In die beweging omlaag kun je twee aspecten onderscheiden. Het ene aspect is de gave van de Geest (Luc. 24,49; Hand. 1,4-5.8 en 2,1-4), het andere is de opdracht aan de apostelen om de Tora te doen (Hand. 1,2.8). Met een technische term noemen wij die opdracht de traditio legis, de gave van de Wet. Daarmee wordt de Tora bedoeld, gelezen vanuit de ervaring dat Christus de levende is.

Als Mozes

In de vroege kerk waren Hemelvaart en Pinksteren nog niet gescheiden. Het was één feest waarop zowel het opstijgen van Jezus als de gaven van de Geest en van de Tora gevierd werden. In de eerste hoofdstukken van Handelingen zie je deze samenhang terug. De achtergrond van de beschrijving van Handelingen is het joodse Wekenfeest. Daarbij hoort de tekst van Exodus 19-20, waar Mozes de berg opgaat, met God spreekt in een wolk, van God de Tora ontvangt, en de Tora vervolgens aan het volk geeft. Zo, was de gedachte, ging ook Jezus omhoog, de wolk in, waarbij Hij tegelijk de Tora aan de apostelen gaf.
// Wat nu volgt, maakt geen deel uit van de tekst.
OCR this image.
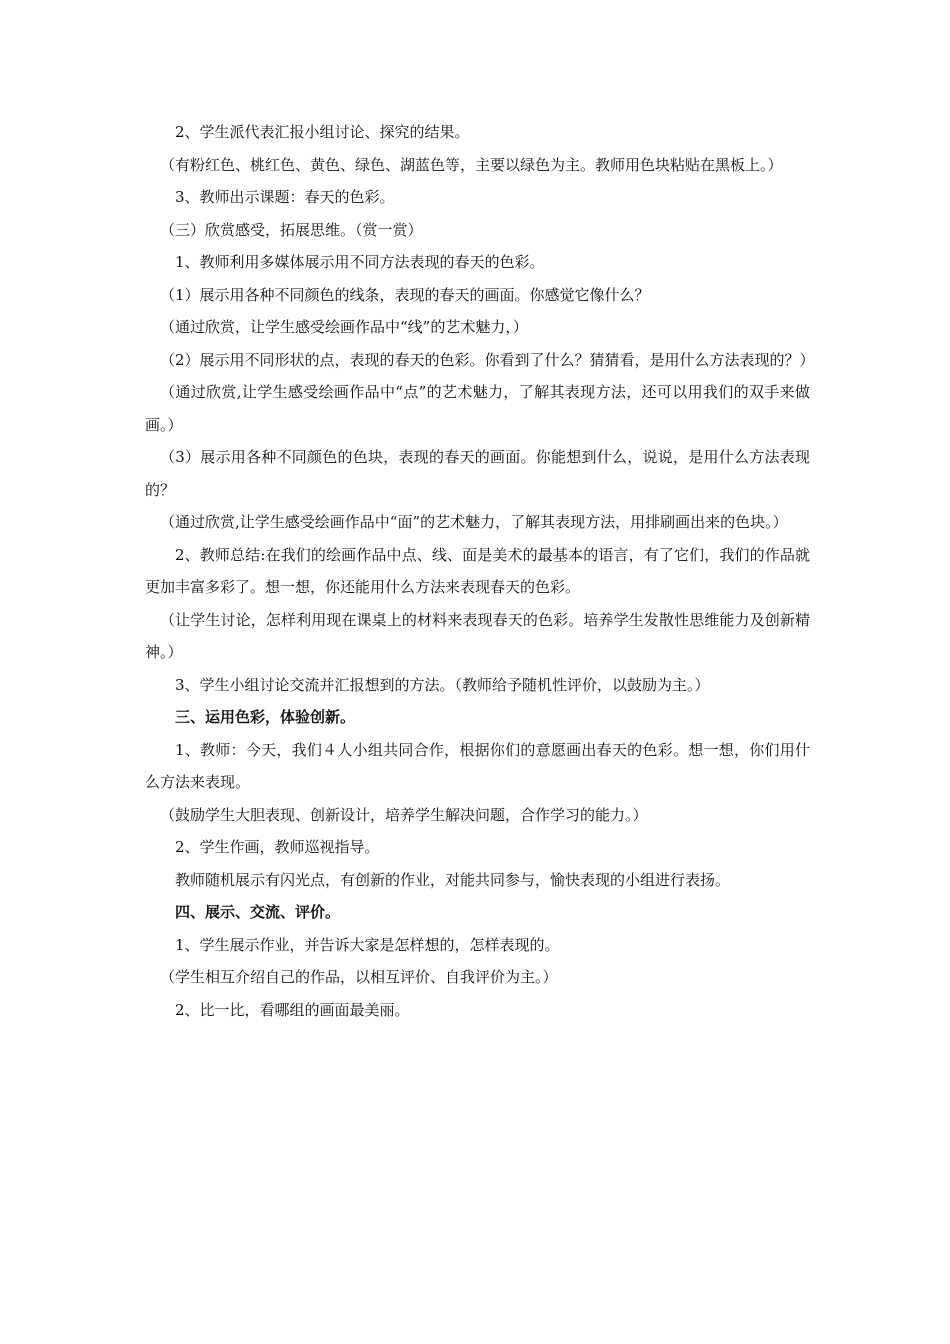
2、学生派代表汇报小组讨论、探究的结果。

（有粉红色、桃红色、黄色、绿色、湖蓝色等，主要以绿色为主。教师用色块粘贴在黑板上。）

3、教师出示课题：春天的色彩。

（三）欣赏感受，拓展思维。（赏一赏）

1、教师利用多媒体展示用不同方法表现的春天的色彩。

（1）展示用各种不同颜色的线条，表现的春天的画面。你感觉它像什么？

（通过欣赏，让学生感受绘画作品中“线”的艺术魅力，）

（2）展示用不同形状的点，表现的春天的色彩。你看到了什么？猜猜看，是用什么方法表现的？）

（通过欣赏,让学生感受绘画作品中“点”的艺术魅力，了解其表现方法，还可以用我们的双手来做画。）

（3）展示用各种不同颜色的色块，表现的春天的画面。你能想到什么，说说，是用什么方法表现的？

（通过欣赏,让学生感受绘画作品中“面”的艺术魅力，了解其表现方法，用排刷画出来的色块。）

2、教师总结:在我们的绘画作品中点、线、面是美术的最基本的语言，有了它们，我们的作品就更加丰富多彩了。想一想，你还能用什么方法来表现春天的色彩。

（让学生讨论，怎样利用现在课桌上的材料来表现春天的色彩。培养学生发散性思维能力及创新精神。）

3、学生小组讨论交流并汇报想到的方法。（教师给予随机性评价，以鼓励为主。）

三、运用色彩，体验创新。

1、教师：今天，我们４人小组共同合作，根据你们的意愿画出春天的色彩。想一想，你们用什么方法来表现。

（鼓励学生大胆表现、创新设计，培养学生解决问题，合作学习的能力。）

2、学生作画，教师巡视指导。

教师随机展示有闪光点，有创新的作业，对能共同参与，愉快表现的小组进行表扬。

四、展示、交流、评价。

1、学生展示作业，并告诉大家是怎样想的，怎样表现的。

（学生相互介绍自己的作品，以相互评价、自我评价为主。）

2、比一比，看哪组的画面最美丽。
Deze achtergrond verklaart wellicht waarom Handelingen tussen opstanding en hemelvaart een periode van veertig dagen geeft waarin Jezus de apostelen onderwijst (1,3), terwijl het evangelie van Lucas de opstanding en de hemelvaart nog op dezelfde dag, de eerste dag, laat plaatsvinden. Mozes bleef immers veertig dagen en veertig nachten op de berg (Ex. 24,18).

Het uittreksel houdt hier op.